Kitobni o'qish: «Тишина», sahifa 3
Тут вдруг Елову в лицо прилетела горсть снега с какой-то ветки, ловко сбив с толку. Сняв с себя очки, Гас задрал голову, уставившись в затянутое облаками небо, с которого то и дело срывались снежинки, и невольно высунул язык. Ловил крупинки снега ртом, совсем как в далёком-далёком беззаботном детстве, когда ничего не пугало, словно больше ничего вокруг не существовало теперь, кроме гревших замёрзшую в серости будней душу. Август поймал себя на том, что глупо-глупо улыбался. Почему-то раньше ему совсем не нравилось думать о своём детстве, а теперь это помогало не терять рассудок.
"В самых экстренных ситуациях забудь о каких-то общественных нормах, Август," – пронеслись в голове слова Января, как всегда вовремя. – "Думай в первую очередь о себе самом. Да никому никакого дела не будет, если ты, например, во время зомби-апокалипсиса угонишь чью-то новенькую Порше." – своего младшего брата Ян нравоучениями особо никогда не пичкал, ни к чему было ему это.
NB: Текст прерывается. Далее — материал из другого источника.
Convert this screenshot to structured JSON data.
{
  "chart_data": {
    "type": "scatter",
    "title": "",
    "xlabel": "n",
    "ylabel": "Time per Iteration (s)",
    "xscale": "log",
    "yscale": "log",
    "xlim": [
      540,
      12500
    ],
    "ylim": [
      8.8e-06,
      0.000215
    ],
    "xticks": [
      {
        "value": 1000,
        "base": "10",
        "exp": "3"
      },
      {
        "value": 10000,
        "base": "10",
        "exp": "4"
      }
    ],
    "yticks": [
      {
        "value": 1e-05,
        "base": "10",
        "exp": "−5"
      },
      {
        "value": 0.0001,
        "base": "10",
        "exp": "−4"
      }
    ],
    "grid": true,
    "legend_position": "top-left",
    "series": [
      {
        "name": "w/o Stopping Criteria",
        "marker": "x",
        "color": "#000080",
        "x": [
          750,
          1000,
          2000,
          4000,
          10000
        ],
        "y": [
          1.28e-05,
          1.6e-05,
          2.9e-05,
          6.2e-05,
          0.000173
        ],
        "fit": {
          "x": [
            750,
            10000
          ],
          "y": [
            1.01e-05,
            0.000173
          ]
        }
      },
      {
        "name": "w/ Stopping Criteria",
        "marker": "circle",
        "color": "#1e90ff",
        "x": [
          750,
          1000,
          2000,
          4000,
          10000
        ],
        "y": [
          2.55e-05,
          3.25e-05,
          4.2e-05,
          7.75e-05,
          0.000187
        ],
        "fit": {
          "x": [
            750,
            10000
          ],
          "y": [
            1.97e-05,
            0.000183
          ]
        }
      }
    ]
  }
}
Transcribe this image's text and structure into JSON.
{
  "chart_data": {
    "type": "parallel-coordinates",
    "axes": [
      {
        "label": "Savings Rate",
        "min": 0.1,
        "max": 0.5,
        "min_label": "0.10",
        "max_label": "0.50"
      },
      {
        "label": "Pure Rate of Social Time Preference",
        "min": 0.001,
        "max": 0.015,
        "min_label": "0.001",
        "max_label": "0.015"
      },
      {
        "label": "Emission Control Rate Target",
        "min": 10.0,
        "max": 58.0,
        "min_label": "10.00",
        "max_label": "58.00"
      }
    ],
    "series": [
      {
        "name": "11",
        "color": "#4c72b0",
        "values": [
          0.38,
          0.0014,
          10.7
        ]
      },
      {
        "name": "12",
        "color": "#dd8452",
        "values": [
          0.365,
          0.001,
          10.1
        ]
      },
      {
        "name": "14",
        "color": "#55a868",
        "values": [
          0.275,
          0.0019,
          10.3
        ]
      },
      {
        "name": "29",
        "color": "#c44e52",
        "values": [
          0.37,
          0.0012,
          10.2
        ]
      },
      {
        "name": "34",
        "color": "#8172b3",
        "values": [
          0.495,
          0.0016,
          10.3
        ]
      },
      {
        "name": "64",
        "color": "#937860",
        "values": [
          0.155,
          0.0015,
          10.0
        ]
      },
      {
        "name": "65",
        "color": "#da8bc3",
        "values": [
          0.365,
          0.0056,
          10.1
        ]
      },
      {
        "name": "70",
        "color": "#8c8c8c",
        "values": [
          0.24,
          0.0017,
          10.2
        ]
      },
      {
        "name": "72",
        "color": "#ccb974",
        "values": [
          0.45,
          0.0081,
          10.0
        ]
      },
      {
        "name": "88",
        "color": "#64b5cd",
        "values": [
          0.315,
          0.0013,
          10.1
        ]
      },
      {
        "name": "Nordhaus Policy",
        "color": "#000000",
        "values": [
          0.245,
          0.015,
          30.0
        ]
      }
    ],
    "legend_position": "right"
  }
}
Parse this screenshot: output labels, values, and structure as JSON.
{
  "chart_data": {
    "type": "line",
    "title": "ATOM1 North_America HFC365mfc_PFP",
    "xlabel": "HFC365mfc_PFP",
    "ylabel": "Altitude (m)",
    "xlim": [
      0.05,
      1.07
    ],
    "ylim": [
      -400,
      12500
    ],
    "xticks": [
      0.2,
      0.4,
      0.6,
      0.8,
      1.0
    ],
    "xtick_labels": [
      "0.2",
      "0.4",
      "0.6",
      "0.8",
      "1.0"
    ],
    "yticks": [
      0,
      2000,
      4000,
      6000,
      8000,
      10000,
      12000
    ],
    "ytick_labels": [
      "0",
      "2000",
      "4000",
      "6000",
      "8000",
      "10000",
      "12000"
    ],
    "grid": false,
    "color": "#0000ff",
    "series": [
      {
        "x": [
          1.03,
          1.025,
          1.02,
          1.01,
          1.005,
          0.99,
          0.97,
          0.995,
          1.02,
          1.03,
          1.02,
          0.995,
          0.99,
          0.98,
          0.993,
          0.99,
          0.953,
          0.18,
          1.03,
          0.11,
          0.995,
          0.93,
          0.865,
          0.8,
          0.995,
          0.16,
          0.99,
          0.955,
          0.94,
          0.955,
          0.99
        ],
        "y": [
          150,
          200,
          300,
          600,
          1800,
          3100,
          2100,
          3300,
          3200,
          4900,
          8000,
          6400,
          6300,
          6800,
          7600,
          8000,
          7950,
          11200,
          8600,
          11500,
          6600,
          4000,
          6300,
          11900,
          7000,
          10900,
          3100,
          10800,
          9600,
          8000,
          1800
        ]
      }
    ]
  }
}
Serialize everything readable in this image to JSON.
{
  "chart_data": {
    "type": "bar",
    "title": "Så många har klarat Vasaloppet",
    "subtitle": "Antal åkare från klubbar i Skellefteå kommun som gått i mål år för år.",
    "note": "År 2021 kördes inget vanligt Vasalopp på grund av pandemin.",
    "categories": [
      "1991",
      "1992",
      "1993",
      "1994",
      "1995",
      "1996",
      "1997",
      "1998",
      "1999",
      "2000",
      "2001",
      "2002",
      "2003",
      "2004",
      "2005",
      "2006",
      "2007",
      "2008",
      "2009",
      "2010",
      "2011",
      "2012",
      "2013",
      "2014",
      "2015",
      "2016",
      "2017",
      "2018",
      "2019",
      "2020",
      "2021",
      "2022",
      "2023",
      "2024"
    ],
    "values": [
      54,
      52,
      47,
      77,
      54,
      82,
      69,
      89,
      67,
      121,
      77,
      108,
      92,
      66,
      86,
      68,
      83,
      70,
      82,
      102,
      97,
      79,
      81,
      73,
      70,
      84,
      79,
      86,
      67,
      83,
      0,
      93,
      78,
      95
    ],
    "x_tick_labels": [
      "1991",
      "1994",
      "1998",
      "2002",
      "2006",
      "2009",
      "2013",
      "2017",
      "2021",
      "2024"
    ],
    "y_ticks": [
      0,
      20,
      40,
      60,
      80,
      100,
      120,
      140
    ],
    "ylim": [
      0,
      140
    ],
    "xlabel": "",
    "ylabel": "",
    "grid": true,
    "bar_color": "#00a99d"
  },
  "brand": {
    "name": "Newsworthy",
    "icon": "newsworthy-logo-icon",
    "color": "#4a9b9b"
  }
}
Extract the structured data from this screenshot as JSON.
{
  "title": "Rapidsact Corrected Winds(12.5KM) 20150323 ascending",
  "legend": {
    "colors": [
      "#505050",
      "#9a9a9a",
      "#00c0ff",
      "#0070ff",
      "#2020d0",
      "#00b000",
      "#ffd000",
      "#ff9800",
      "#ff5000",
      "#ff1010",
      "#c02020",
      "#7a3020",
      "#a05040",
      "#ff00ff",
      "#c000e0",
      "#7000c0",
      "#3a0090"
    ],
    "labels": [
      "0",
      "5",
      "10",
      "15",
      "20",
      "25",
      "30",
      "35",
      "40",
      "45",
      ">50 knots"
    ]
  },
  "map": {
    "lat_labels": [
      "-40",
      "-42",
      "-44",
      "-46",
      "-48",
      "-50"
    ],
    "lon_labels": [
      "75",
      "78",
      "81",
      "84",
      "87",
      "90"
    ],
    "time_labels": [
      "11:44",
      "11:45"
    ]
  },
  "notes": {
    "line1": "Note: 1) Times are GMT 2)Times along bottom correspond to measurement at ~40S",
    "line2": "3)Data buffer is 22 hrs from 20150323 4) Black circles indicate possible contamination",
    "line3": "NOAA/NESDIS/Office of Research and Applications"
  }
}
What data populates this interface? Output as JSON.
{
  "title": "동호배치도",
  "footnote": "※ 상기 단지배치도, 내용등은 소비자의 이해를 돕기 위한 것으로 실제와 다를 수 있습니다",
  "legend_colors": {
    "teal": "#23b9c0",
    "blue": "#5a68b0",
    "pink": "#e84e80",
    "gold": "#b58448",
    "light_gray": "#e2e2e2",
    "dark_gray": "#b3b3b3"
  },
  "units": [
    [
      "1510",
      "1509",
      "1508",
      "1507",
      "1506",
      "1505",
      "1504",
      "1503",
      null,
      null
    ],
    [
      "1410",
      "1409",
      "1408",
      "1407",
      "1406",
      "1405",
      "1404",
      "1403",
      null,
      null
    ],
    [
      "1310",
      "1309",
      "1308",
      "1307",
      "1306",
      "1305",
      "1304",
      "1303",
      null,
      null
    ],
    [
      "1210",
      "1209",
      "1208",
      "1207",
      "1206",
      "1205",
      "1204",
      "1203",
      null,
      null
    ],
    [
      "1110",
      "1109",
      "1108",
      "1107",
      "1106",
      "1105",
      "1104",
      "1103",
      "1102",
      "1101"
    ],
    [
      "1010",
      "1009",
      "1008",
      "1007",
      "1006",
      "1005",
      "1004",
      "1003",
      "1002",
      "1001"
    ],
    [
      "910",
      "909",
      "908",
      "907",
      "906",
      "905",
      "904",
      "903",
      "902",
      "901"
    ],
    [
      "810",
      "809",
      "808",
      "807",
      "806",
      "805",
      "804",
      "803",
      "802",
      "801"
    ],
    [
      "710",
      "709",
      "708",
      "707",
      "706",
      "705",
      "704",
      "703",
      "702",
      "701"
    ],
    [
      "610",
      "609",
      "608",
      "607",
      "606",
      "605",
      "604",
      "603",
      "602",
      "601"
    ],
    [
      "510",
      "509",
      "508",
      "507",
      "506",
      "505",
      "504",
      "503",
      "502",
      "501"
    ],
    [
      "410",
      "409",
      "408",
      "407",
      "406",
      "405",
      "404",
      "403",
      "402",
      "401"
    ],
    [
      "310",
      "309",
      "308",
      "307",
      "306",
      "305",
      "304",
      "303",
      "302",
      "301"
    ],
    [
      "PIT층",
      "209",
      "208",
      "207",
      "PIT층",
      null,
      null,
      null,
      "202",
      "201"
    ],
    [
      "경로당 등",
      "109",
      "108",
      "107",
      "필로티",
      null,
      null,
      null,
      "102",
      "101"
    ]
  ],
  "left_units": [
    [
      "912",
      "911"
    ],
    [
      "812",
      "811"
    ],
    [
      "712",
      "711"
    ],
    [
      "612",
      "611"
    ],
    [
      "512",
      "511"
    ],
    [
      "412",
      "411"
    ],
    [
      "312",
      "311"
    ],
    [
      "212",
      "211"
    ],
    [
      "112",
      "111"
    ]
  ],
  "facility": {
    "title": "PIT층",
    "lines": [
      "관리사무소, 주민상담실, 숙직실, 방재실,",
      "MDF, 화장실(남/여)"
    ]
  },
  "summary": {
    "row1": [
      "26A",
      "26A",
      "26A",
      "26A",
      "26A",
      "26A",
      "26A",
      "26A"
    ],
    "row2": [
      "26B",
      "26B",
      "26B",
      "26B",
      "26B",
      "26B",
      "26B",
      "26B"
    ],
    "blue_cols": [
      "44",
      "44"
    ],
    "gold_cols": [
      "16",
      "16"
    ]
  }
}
Говорил иногда о каких-нибудь вещах, но так, между делом, будто играючи. Эта несерьёзность даже иногда раздражала Августа, но сейчас, вспоминая слова своего брата, он понимал, как сильно по этой несерьёзности скучал. Понимал, как сильно хотел бы сейчас оказаться в объятиях этого человека, как хотел бы почувствовать себя рядом с ним в безопасности. Как тогда, когда ему было тринадцать, и Январь защищал его от отца.
От одной лишь мысли об этом улыбка с лица молодого человека сползла, будто её там и не было.
Да, стоило зайти в магазин, точно. Как минимум потому, что, например, Ян поступил бы именно так. Пусть Гас и считал его весьма разгульный образ жизни неприемлемым, он всё равно так или иначе на своего брата равнялся в некоторых жизненных ситуациях. Так и сейчас было. Стряхнув со стёкол очков уже почти полностью растаявший снег, Август протёр линзы о шарф и, решив сейчас не возиться с разводами, убрал "глаза" в карман пальто. Дома разберётся… всё-таки, не настолько он был слеп, чтобы не найти без очков нужные ему продукты.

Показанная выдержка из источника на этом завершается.